Click-Through Rate (CTR)
1.5
%
Clicks 15
Ad Impressions 1,000
Formula (Clicks / Impressions) × 100

What Is Click-Through Rate (CTR)?

Click-Through Rate (CTR) is a core digital-marketing metric that measures how often people who see an advertisement, link, or email actually click on it. Expressed as a percentage, it tells you how compelling and relevant your creative and targeting are. CTR is universal across search ads, display ads, social campaigns, and email, so this calculator applies worldwide with no region-specific rules.

Grid of ad impressions with one being clicked by a cursor
Out of many ad impressions, only a few earn a click — CTR measures that share.

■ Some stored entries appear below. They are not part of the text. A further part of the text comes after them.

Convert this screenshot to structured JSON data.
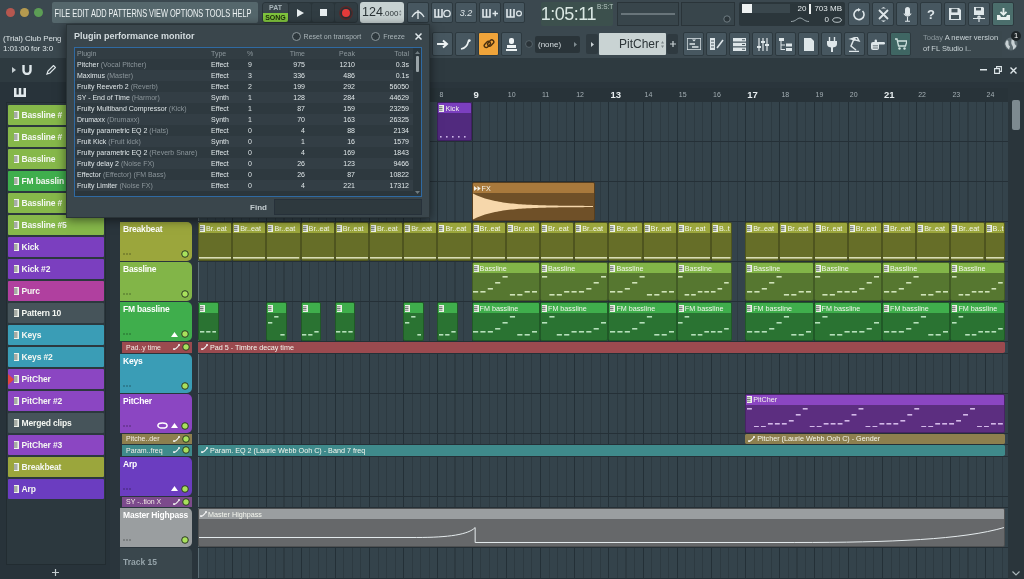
{
  "menu": [
    "FILE",
    "EDIT",
    "ADD",
    "PATTERNS",
    "VIEW",
    "OPTIONS",
    "TOOLS",
    "HELP"
  ],
  "transport": {
    "modes": [
      {
        "label": "PAT",
        "selected": false
      },
      {
        "label": "SONG",
        "selected": true
      }
    ],
    "tempo": "124",
    "tempo_fraction": ".000",
    "countdown_label": "3.2",
    "time": "1:05:11",
    "time_unit": "B:S:T"
  },
  "performance": {
    "cpu": {
      "level": 0.2
    },
    "cpu_reading": "20",
    "memory": "703 MB",
    "polyphony": "0"
  },
  "toolbar": {
    "help": "?"
  },
  "project": {
    "title": "(Trial) Club Peng",
    "length": "1:01:00 for 3:0"
  },
  "tools": [
    {
      "selected": false
    },
    {
      "selected": false
    },
    {
      "selected": true
    },
    {
      "selected": false
    }
  ],
  "dropdown": {
    "value": "(none)"
  },
  "pattern_selector": {
    "value": "PitCher"
  },
  "news": {
    "date": "Today",
    "text": "A newer version of FL Studio i..",
    "badge": "1"
  },
  "performance_monitor": {
    "title": "Plugin performance monitor",
    "options": [
      {
        "label": "Reset on transport",
        "checked": false
      },
      {
        "label": "Freeze",
        "checked": false
      }
    ],
    "columns": [
      "Plugin",
      "Type",
      "%",
      "Time",
      "Peak",
      "Total"
    ],
    "rows": [
      {
        "plugin": "Pitcher",
        "target": "(Vocal Pitcher)",
        "type": "Effect",
        "percent": "9",
        "time": "975",
        "peak": "1210",
        "total": "0.3s"
      },
      {
        "plugin": "Maximus",
        "target": "(Master)",
        "type": "Effect",
        "percent": "3",
        "time": "336",
        "peak": "486",
        "total": "0.1s"
      },
      {
        "plugin": "Fruity Reeverb 2",
        "target": "(Reverb)",
        "type": "Effect",
        "percent": "2",
        "time": "199",
        "peak": "292",
        "total": "56050"
      },
      {
        "plugin": "SY - End of Time",
        "target": "(Harmor)",
        "type": "Synth",
        "percent": "1",
        "time": "128",
        "peak": "284",
        "total": "44629"
      },
      {
        "plugin": "Fruity Multiband Compressor",
        "target": "(Kick)",
        "type": "Effect",
        "percent": "1",
        "time": "87",
        "peak": "159",
        "total": "23259"
      },
      {
        "plugin": "Drumaxx",
        "target": "(Drumaxx)",
        "type": "Synth",
        "percent": "1",
        "time": "70",
        "peak": "163",
        "total": "26325"
      },
      {
        "plugin": "Fruity parametric EQ 2",
        "target": "(Hats)",
        "type": "Effect",
        "percent": "0",
        "time": "4",
        "peak": "88",
        "total": "2134"
      },
      {
        "plugin": "Fruit Kick",
        "target": "(Fruit kick)",
        "type": "Synth",
        "percent": "0",
        "time": "1",
        "peak": "16",
        "total": "1579"
      },
      {
        "plugin": "Fruity parametric EQ 2",
        "target": "(Reverb Snare)",
        "type": "Effect",
        "percent": "0",
        "time": "4",
        "peak": "169",
        "total": "1843"
      },
      {
        "plugin": "Fruity delay 2",
        "target": "(Noise FX)",
        "type": "Effect",
        "percent": "0",
        "time": "26",
        "peak": "123",
        "total": "9466"
      },
      {
        "plugin": "Effector",
        "target": "(Effector) (FM Bass)",
        "type": "Effect",
        "percent": "0",
        "time": "26",
        "peak": "87",
        "total": "10822"
      },
      {
        "plugin": "Fruity Limiter",
        "target": "(Noise FX)",
        "type": "Effect",
        "percent": "0",
        "time": "4",
        "peak": "221",
        "total": "17312"
      }
    ],
    "find_label": "Find"
  },
  "patterns": [
    {
      "name": "Bassline #",
      "color": "#86b84a",
      "selected": false
    },
    {
      "name": "Bassline #",
      "color": "#86b84a",
      "selected": false
    },
    {
      "name": "Bassline",
      "color": "#86b84a",
      "selected": false
    },
    {
      "name": "FM basslin",
      "color": "#3fae4d",
      "selected": false
    },
    {
      "name": "Bassline #",
      "color": "#86b84a",
      "selected": false
    },
    {
      "name": "Bassline #5",
      "color": "#86b84a",
      "selected": false
    },
    {
      "name": "Kick",
      "color": "#7b3fbf",
      "selected": false
    },
    {
      "name": "Kick #2",
      "color": "#7b3fbf",
      "selected": false
    },
    {
      "name": "Purc",
      "color": "#b0409f",
      "selected": false
    },
    {
      "name": "Pattern 10",
      "color": "#46545a",
      "selected": false
    },
    {
      "name": "Keys",
      "color": "#3a9db6",
      "selected": false
    },
    {
      "name": "Keys #2",
      "color": "#3a9db6",
      "selected": false
    },
    {
      "name": "PitCher",
      "color": "#8b46c2",
      "selected": true
    },
    {
      "name": "PitCher #2",
      "color": "#8b46c2",
      "selected": false
    },
    {
      "name": "Merged clips",
      "color": "#46545a",
      "selected": false
    },
    {
      "name": "PitCher #3",
      "color": "#8b46c2",
      "selected": false
    },
    {
      "name": "Breakbeat",
      "color": "#9ba63c",
      "selected": false
    },
    {
      "name": "Arp",
      "color": "#6b3dc0",
      "selected": false
    }
  ],
  "playlist": {
    "ruler": [
      {
        "label": "8",
        "major": false
      },
      {
        "label": "9",
        "major": true
      },
      {
        "label": "10",
        "major": false
      },
      {
        "label": "11",
        "major": false
      },
      {
        "label": "12",
        "major": false
      },
      {
        "label": "13",
        "major": true
      },
      {
        "label": "14",
        "major": false
      },
      {
        "label": "15",
        "major": false
      },
      {
        "label": "16",
        "major": false
      },
      {
        "label": "17",
        "major": true
      },
      {
        "label": "18",
        "major": false
      },
      {
        "label": "19",
        "major": false
      },
      {
        "label": "20",
        "major": false
      },
      {
        "label": "21",
        "major": true
      },
      {
        "label": "22",
        "major": false
      },
      {
        "label": "23",
        "major": false
      },
      {
        "label": "24",
        "major": false
      }
    ],
    "tracks": [
      {
        "kind": "standard",
        "color": "#7b3fbf",
        "slots": [
          {
            "kind": "empty"
          },
          {
            "kind": "empty"
          },
          {
            "kind": "empty"
          },
          {
            "kind": "empty"
          },
          {
            "kind": "empty"
          },
          {
            "kind": "empty"
          },
          {
            "kind": "empty"
          },
          {
            "kind": "dots",
            "label": "Kick"
          }
        ]
      },
      {
        "kind": "standard"
      },
      {
        "kind": "standard",
        "color": "#a8793c",
        "slots": [
          {
            "kind": "empty"
          },
          {
            "kind": "empty"
          },
          {
            "kind": "empty"
          },
          {
            "kind": "empty"
          },
          {
            "kind": "empty"
          },
          {
            "kind": "empty"
          },
          {
            "kind": "empty"
          },
          {
            "kind": "empty"
          },
          {
            "kind": "audio",
            "label": "FX"
          },
          {
            "kind": "more"
          },
          {
            "kind": "more"
          },
          {
            "kind": "end"
          }
        ]
      },
      {
        "kind": "standard",
        "name": "Breakbeat",
        "color": "#9ba63c",
        "enabled": true,
        "slots": [
          {
            "kind": "line",
            "label": "Br..eat"
          },
          {
            "kind": "line",
            "label": "Br..eat"
          },
          {
            "kind": "line",
            "label": "Br..eat"
          },
          {
            "kind": "line",
            "label": "Br..eat"
          },
          {
            "kind": "line",
            "label": "Br..eat"
          },
          {
            "kind": "line",
            "label": "Br..eat"
          },
          {
            "kind": "line",
            "label": "Br..eat"
          },
          {
            "kind": "line",
            "label": "Br..eat"
          },
          {
            "kind": "line",
            "label": "Br..eat"
          },
          {
            "kind": "line",
            "label": "Br..eat"
          },
          {
            "kind": "line",
            "label": "Br..eat"
          },
          {
            "kind": "line",
            "label": "Br..eat"
          },
          {
            "kind": "line",
            "label": "Br..eat"
          },
          {
            "kind": "line",
            "label": "Br..eat"
          },
          {
            "kind": "line",
            "label": "Br..eat"
          },
          {
            "kind": "shortline",
            "label": "B..t"
          },
          {
            "kind": "line",
            "label": "Br..eat"
          },
          {
            "kind": "line",
            "label": "Br..eat"
          },
          {
            "kind": "line",
            "label": "Br..eat"
          },
          {
            "kind": "line",
            "label": "Br..eat"
          },
          {
            "kind": "line",
            "label": "Br..eat"
          },
          {
            "kind": "line",
            "label": "Br..eat"
          },
          {
            "kind": "line",
            "label": "Br..eat"
          },
          {
            "kind": "shortline",
            "label": "B..t"
          }
        ]
      },
      {
        "kind": "standard",
        "name": "Bassline",
        "color": "#82b548",
        "enabled": true,
        "slots": [
          {
            "kind": "empty"
          },
          {
            "kind": "empty"
          },
          {
            "kind": "empty"
          },
          {
            "kind": "empty"
          },
          {
            "kind": "empty"
          },
          {
            "kind": "empty"
          },
          {
            "kind": "empty"
          },
          {
            "kind": "empty"
          },
          {
            "kind": "notes",
            "label": "Bassline"
          },
          {
            "kind": "more"
          },
          {
            "kind": "notes",
            "label": "Bassline"
          },
          {
            "kind": "more"
          },
          {
            "kind": "notes",
            "label": "Bassline"
          },
          {
            "kind": "more"
          },
          {
            "kind": "notes",
            "label": "Bassline"
          },
          {
            "kind": "end"
          },
          {
            "kind": "notes",
            "label": "Bassline"
          },
          {
            "kind": "more"
          },
          {
            "kind": "notes",
            "label": "Bassline"
          },
          {
            "kind": "more"
          },
          {
            "kind": "notes",
            "label": "Bassline"
          },
          {
            "kind": "more"
          },
          {
            "kind": "notes",
            "label": "Bassline"
          },
          {
            "kind": "end"
          }
        ]
      },
      {
        "kind": "standard",
        "name": "FM bassline",
        "color": "#3fae4c",
        "enabled": true,
        "expanded": true,
        "slots": [
          {
            "kind": "shortnotes"
          },
          {
            "kind": "empty"
          },
          {
            "kind": "shortnotes"
          },
          {
            "kind": "shortnotes"
          },
          {
            "kind": "shortnotes"
          },
          {
            "kind": "empty"
          },
          {
            "kind": "shortnotes"
          },
          {
            "kind": "shortnotes"
          },
          {
            "kind": "notes",
            "label": "FM bassline"
          },
          {
            "kind": "more"
          },
          {
            "kind": "notes",
            "label": "FM bassline"
          },
          {
            "kind": "more"
          },
          {
            "kind": "notes",
            "label": "FM bassline"
          },
          {
            "kind": "more"
          },
          {
            "kind": "notes",
            "label": "FM bassline"
          },
          {
            "kind": "end"
          },
          {
            "kind": "notes",
            "label": "FM bassline"
          },
          {
            "kind": "more"
          },
          {
            "kind": "notes",
            "label": "FM bassline"
          },
          {
            "kind": "more"
          },
          {
            "kind": "notes",
            "label": "FM bassline"
          },
          {
            "kind": "more"
          },
          {
            "kind": "notes",
            "label": "FM bassline"
          },
          {
            "kind": "end"
          }
        ]
      },
      {
        "kind": "automation",
        "name": "Pad..y time",
        "color": "#9b4a4f",
        "enabled": true,
        "slots": [
          {
            "kind": "automation",
            "label": "Pad 5 - Timbre decay time"
          },
          {
            "kind": "more"
          },
          {
            "kind": "more"
          },
          {
            "kind": "more"
          },
          {
            "kind": "more"
          },
          {
            "kind": "more"
          },
          {
            "kind": "more"
          },
          {
            "kind": "more"
          },
          {
            "kind": "more"
          },
          {
            "kind": "more"
          },
          {
            "kind": "more"
          },
          {
            "kind": "more"
          },
          {
            "kind": "more"
          },
          {
            "kind": "more"
          },
          {
            "kind": "more"
          },
          {
            "kind": "more"
          },
          {
            "kind": "more"
          },
          {
            "kind": "more"
          },
          {
            "kind": "more"
          },
          {
            "kind": "more"
          },
          {
            "kind": "more"
          },
          {
            "kind": "more"
          },
          {
            "kind": "more"
          },
          {
            "kind": "end"
          }
        ]
      },
      {
        "kind": "standard",
        "name": "Keys",
        "color": "#3a9db6",
        "enabled": true
      },
      {
        "kind": "standard",
        "name": "PitCher",
        "color": "#8b46c2",
        "enabled": true,
        "expanded": true,
        "marked": true,
        "slots": [
          {
            "kind": "empty"
          },
          {
            "kind": "empty"
          },
          {
            "kind": "empty"
          },
          {
            "kind": "empty"
          },
          {
            "kind": "empty"
          },
          {
            "kind": "empty"
          },
          {
            "kind": "empty"
          },
          {
            "kind": "empty"
          },
          {
            "kind": "empty"
          },
          {
            "kind": "empty"
          },
          {
            "kind": "empty"
          },
          {
            "kind": "empty"
          },
          {
            "kind": "empty"
          },
          {
            "kind": "empty"
          },
          {
            "kind": "empty"
          },
          {
            "kind": "empty"
          },
          {
            "kind": "notes",
            "label": "PitCher"
          },
          {
            "kind": "more"
          },
          {
            "kind": "more"
          },
          {
            "kind": "more"
          },
          {
            "kind": "more"
          },
          {
            "kind": "more"
          },
          {
            "kind": "more"
          },
          {
            "kind": "end"
          }
        ]
      },
      {
        "kind": "automation",
        "name": "Pitche..der",
        "color": "#8d7f4e",
        "enabled": true,
        "slots": [
          {
            "kind": "empty"
          },
          {
            "kind": "empty"
          },
          {
            "kind": "empty"
          },
          {
            "kind": "empty"
          },
          {
            "kind": "empty"
          },
          {
            "kind": "empty"
          },
          {
            "kind": "empty"
          },
          {
            "kind": "empty"
          },
          {
            "kind": "empty"
          },
          {
            "kind": "empty"
          },
          {
            "kind": "empty"
          },
          {
            "kind": "empty"
          },
          {
            "kind": "empty"
          },
          {
            "kind": "empty"
          },
          {
            "kind": "empty"
          },
          {
            "kind": "empty"
          },
          {
            "kind": "automation",
            "label": "Pitcher (Laurie Webb Ooh C) - Gender"
          },
          {
            "kind": "more"
          },
          {
            "kind": "more"
          },
          {
            "kind": "more"
          },
          {
            "kind": "more"
          },
          {
            "kind": "more"
          },
          {
            "kind": "more"
          },
          {
            "kind": "end"
          }
        ]
      },
      {
        "kind": "automation",
        "name": "Param..freq",
        "color": "#3f8a8b",
        "enabled": true,
        "slots": [
          {
            "kind": "automation",
            "label": "Param. EQ 2 (Laurie Webb Ooh C) - Band 7 freq"
          },
          {
            "kind": "more"
          },
          {
            "kind": "more"
          },
          {
            "kind": "more"
          },
          {
            "kind": "more"
          },
          {
            "kind": "more"
          },
          {
            "kind": "more"
          },
          {
            "kind": "more"
          },
          {
            "kind": "more"
          },
          {
            "kind": "more"
          },
          {
            "kind": "more"
          },
          {
            "kind": "more"
          },
          {
            "kind": "more"
          },
          {
            "kind": "more"
          },
          {
            "kind": "more"
          },
          {
            "kind": "more"
          },
          {
            "kind": "more"
          },
          {
            "kind": "more"
          },
          {
            "kind": "more"
          },
          {
            "kind": "more"
          },
          {
            "kind": "more"
          },
          {
            "kind": "more"
          },
          {
            "kind": "more"
          },
          {
            "kind": "end"
          }
        ]
      },
      {
        "kind": "standard",
        "name": "Arp",
        "color": "#6b3dc0",
        "enabled": true,
        "expanded": true
      },
      {
        "kind": "automation",
        "name": "SY -..tion X",
        "color": "#7c4a8c",
        "enabled": true
      },
      {
        "kind": "standard",
        "name": "Master Highpass",
        "color": "#9a9ea0",
        "enabled": true,
        "slots": [
          {
            "kind": "automation",
            "label": "Master Highpass"
          },
          {
            "kind": "more"
          },
          {
            "kind": "more"
          },
          {
            "kind": "more"
          },
          {
            "kind": "more"
          },
          {
            "kind": "more"
          },
          {
            "kind": "more"
          },
          {
            "kind": "more"
          },
          {
            "kind": "more"
          },
          {
            "kind": "more"
          },
          {
            "kind": "more"
          },
          {
            "kind": "more"
          },
          {
            "kind": "more"
          },
          {
            "kind": "more"
          },
          {
            "kind": "more"
          },
          {
            "kind": "more"
          },
          {
            "kind": "more"
          },
          {
            "kind": "more"
          },
          {
            "kind": "more"
          },
          {
            "kind": "more"
          },
          {
            "kind": "more"
          },
          {
            "kind": "more"
          },
          {
            "kind": "more"
          },
          {
            "kind": "end"
          }
        ]
      },
      {
        "kind": "empty",
        "name": "Track 15"
      }
    ]
  }
}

How to Use This Calculator

Enter the total number of Clicks your ad received and the number of Ad Impressions (the number of times the ad was displayed). Click calculate and the tool returns your CTR as a percentage. Both values are plain counts — no units or currency are involved.

The Formula Explained

The calculation divides clicks by impressions and multiplies by 100 to convert the ratio into a percentage:

$$\text{CTR} = \frac{\text{Clicks}}{\text{Impressions}} \times 100\%$$

If impressions is zero, CTR is undefined (you cannot divide by zero), so the tool guards against that case. Typical CTR values are small — often between 0.5% and 5% — so the result is shown to several decimal places.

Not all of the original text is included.